A New Formulation of Lipschitz Constrained With Functional Gradient Learning for GANs
Chang Wan, Ke Fan, Xinwei Sun, Yanwei Fu, Minglu Li, Yunliang Jiang, Zhonglong Zheng
TL;DR
Li-CFG presents a Lipschitz-constrained Functional Gradient GAN framework that stabilizes GAN training on large-scale data by tying the discriminator gradient norm to a reduced latent neighborhood size. The key innovation is the $\boldsymbol\varepsilon$-centered gradient penalty, which enlarges the discriminator gradient norm to shrink the latent neighborhood and thereby increase sample diversity, with theoretical guarantees linking gradient penalties to diversity via latent N-size.
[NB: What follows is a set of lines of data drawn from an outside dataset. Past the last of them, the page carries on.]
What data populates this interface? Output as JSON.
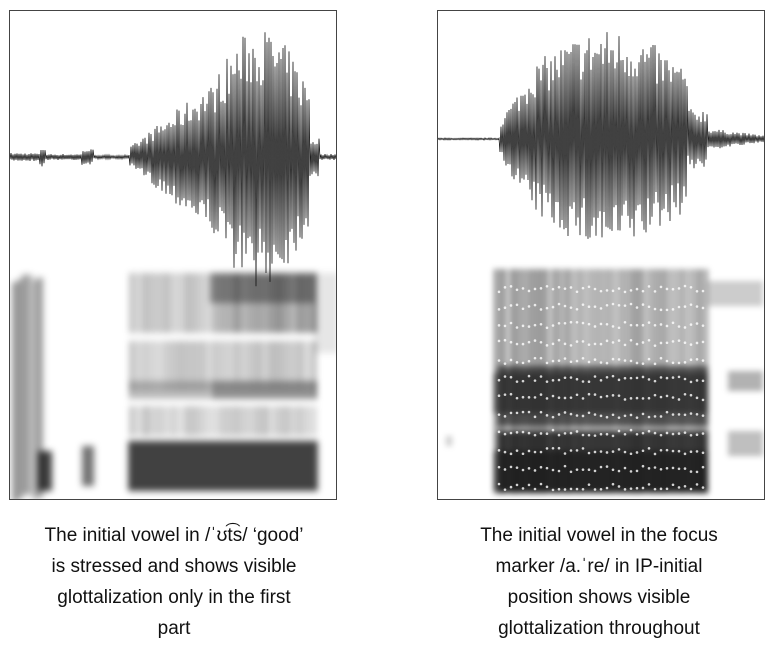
{
  "figure": {
    "left": {
      "caption_lines": [
        "The initial vowel in /ˈʊt͡s/ ‘good’",
        "is stressed and shows visible",
        "glottalization only in the first",
        "part"
      ]
    },
    "right": {
      "caption_lines": [
        "The initial vowel in the focus",
        "marker /a.ˈre/ in IP-initial",
        "position shows visible",
        "glottalization throughout"
      ]
    }
  }
}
A main theorem shows the ordering $r_{R_1} > r_{R_0} > r_{\varepsilon}$, implying the $\boldsymbol\varepsilon$-centered GP yields the smallest latent neighborhood and highest diversity, while remaining compatible with CFG dynamics. Empirical results across MNIST, CIFAR-10, LSUN, and ImageNet demonstrate improved stability and diversity over CFG and standard GAN baselines, and the approach generalizes to other GAN models. Overall, Li-CFG offers a theoretically grounded, practical mechanism to control diversity and stability in GAN training through gradient-penalty–driven manipulation of latent space structure.
Abstract
This paper introduces a promising alternative method for training Generative Adversarial Networks (GANs) on large-scale datasets with clear theoretical guarantees. GANs are typically learned through a minimax game between a generator and a discriminator, which is known to be empirically unstable. Previous learning paradigms have encountered mode collapse issues without a theoretical solution. To address these challenges, we propose a novel Lipschitz-constrained Functional Gradient GANs learning (Li-CFG) method to stabilize the training of GAN and provide a theoretical foundation for effectively increasing the diversity of synthetic samples by reducing the neighborhood size of the latent vector. Specifically, we demonstrate that the neighborhood size of the latent vector can be reduced by increasing the norm of the discriminator gradient, resulting in enhanced diversity of synthetic samples. To efficiently enlarge the norm of the discriminator gradient, we introduce a novel ε-centered gradient penalty that amplifies the norm of the discriminator gradient using the hyper-parameter ε. In comparison to other constraints, our method enlarging the discriminator norm, thus obtaining the smallest neighborhood size of the latent vector. Extensive experiments on benchmark datasets for image generation demonstrate the efficacy of the Li-CFG method and the ε-centered gradient penalty. The results showcase improved stability and increased diversity of synthetic samples.